Mean absolute error for the model was 2.7kg.

Mean absolute error for the regular Epley formula was 5.5kg.

The model was therefore 2.8kg more accurate on average in this small simulated sample.

What has the model learned about the athletes?

Code
athlete_endurance_summary <- modified_epley_model_fit |>
  spread_draws(b_logk_Intercept, r_athlete__logk[athlete, ]) |>
  mutate(endurance_parameter = exp(b_logk_Intercept + r_athlete__logk)) |>
  group_by(athlete) |>
  summarise(mean_endurance_parameter = mean(endurance_parameter)) |>
  arrange(mean_endurance_parameter)

selected_athletes <- athlete_endurance_summary |>
  slice(c(2, 15, 30)) |>
  pull(athlete)

athlete_labels <- athlete_endurance_summary |>
  filter(athlete %in% selected_athletes) |>
  mutate(
    label = paste0(
      "Athlete ",
      athlete,
      " (endurance parameter = ",
      round(mean_endurance_parameter, 0),
      ")"
    )
  )

endurance_profiles <- modified_epley_model_fit |>
  spread_draws(
    b_orm_Intercept,
    b_logk_Intercept,
    r_athlete__orm[athlete, ],
    r_athlete__logk[athlete, ]
  ) |>
  filter(athlete %in% selected_athletes) |>
  mutate(
    est_1RM = b_orm_Intercept + r_athlete__orm,
    endurance_parameter = exp(b_logk_Intercept + r_athlete__logk),
  ) |>
  crossing(reps = 1:15) |>
  mutate(pct_est_1RM = 100 / (1 + reps / endurance_parameter)) |>
  group_by(athlete, reps) |>
  median_qi(pct_est_1RM, .width = 0.8) |>
  left_join(athlete_labels, by = "athlete")
Code
logk_athlete = modified_epley_trace.posterior["logk_athlete"].values.reshape(
    -1, n_athletes
)

# Calculate mean endurance parameter for each athlete
mean_endurance = np.exp(logk_athlete.mean(axis=0))
athlete_endurance_summary = pl.DataFrame(
    {
        "athlete": athlete_codes,
        "mean_endurance_parameter": mean_endurance,
    }
).sort("mean_endurance_parameter")

# Select athletes
selected_athletes = (
    athlete_endurance_summary.row(1),
    athlete_endurance_summary.row(14),
    athlete_endurance_summary.row(29),
)
selected_athlete_ids = [row[0] for row in selected_athletes]

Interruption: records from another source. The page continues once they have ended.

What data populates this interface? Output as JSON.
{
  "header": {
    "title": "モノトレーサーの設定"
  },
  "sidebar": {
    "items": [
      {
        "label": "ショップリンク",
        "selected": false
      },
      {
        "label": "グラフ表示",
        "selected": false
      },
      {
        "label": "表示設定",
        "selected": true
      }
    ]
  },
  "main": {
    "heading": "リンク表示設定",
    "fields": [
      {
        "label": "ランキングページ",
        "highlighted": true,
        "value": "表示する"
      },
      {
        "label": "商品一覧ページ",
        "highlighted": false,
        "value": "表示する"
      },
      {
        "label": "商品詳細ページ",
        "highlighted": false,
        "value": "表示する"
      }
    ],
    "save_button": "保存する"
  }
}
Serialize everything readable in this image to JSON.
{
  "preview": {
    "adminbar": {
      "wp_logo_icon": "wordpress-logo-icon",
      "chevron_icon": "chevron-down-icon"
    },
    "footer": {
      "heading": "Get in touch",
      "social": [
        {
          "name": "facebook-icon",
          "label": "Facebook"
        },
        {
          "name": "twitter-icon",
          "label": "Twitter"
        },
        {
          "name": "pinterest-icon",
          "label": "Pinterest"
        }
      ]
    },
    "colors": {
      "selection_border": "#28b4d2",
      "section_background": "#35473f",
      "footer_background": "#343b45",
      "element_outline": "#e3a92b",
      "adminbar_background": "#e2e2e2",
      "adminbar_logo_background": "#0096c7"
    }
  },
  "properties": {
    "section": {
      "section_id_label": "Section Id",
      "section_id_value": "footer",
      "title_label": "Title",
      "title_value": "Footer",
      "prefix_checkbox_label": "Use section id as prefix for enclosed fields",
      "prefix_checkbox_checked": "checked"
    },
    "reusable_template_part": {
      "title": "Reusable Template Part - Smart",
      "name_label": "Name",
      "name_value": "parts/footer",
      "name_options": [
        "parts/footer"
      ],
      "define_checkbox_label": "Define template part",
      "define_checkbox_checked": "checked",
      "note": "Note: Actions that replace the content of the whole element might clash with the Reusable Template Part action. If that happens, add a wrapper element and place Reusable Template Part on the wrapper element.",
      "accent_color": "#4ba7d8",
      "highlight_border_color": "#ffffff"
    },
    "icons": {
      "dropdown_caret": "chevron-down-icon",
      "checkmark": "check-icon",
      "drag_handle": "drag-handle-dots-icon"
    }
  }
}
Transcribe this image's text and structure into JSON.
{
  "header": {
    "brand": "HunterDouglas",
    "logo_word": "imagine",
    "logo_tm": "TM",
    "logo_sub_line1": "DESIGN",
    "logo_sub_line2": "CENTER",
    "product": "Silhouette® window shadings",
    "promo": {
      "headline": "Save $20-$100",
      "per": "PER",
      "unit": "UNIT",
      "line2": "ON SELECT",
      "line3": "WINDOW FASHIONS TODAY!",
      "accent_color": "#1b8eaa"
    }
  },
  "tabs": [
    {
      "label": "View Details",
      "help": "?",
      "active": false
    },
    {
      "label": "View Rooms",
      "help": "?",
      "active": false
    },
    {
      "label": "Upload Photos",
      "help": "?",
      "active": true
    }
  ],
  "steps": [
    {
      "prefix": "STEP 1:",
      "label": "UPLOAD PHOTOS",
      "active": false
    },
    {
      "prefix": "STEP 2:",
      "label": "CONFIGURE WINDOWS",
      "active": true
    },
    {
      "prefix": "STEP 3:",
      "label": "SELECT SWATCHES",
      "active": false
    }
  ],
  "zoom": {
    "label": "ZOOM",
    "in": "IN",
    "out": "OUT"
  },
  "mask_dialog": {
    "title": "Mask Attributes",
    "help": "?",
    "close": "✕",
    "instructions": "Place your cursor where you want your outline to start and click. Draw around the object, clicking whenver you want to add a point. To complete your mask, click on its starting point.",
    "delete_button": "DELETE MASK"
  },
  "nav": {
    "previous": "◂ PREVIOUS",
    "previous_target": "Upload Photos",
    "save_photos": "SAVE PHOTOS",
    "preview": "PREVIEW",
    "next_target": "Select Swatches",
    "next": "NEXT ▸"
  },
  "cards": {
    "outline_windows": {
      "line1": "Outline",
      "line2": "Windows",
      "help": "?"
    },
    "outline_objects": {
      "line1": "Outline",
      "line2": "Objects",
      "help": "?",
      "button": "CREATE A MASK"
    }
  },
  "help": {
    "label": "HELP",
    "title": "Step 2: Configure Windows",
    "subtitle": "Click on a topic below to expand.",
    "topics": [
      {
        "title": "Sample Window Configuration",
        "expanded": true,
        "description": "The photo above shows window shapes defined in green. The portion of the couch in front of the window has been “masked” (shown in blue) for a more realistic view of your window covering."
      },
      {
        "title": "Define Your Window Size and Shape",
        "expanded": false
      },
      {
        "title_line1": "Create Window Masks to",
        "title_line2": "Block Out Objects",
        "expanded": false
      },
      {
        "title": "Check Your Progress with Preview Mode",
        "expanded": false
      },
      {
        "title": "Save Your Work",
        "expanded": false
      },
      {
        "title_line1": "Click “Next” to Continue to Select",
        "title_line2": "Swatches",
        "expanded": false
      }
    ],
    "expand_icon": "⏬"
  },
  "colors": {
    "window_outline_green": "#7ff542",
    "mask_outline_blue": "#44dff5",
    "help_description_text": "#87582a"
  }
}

# Generate endurance profiles across rep range
reps_range = np.arange(1, 16)
profiles = []

for athlete_id in selected_athlete_ids:
    athlete_idx = np.where(athlete_codes == athlete_id)[0][0]

    # Get posterior samples for this athlete
    logk_samples = logk_athlete[:, athlete_idx]
    endurance_samples = np.exp(logk_samples)
    mean_endurance_param = endurance_samples.mean()

    for reps in reps_range:
        pct_1rm_samples = 100 / (1 + reps / endurance_samples)
        profiles.append(
            {
                "athlete": athlete_id,
                "reps": reps,
                "pct_est_1RM": np.median(pct_1rm_samples),
                "lower": np.percentile(pct_1rm_samples, 10),
                "upper": np.percentile(pct_1rm_samples, 90),
                "endurance_param": round(mean_endurance_param),
            }
        )

endurance_profiles = pd.DataFrame(profiles)
endurance_profiles["label"] = endurance_profiles.apply(
    lambda row: f"Athlete {int(row['athlete'])} (endurance = {int(row['endurance_param'])})",
    axis=1,
)

To demonstrate this point, I’ll just show three athletes: one with high endurance (Athlete 12), one with low endurance (Athlete 27), and one in the middle (Athlete 16).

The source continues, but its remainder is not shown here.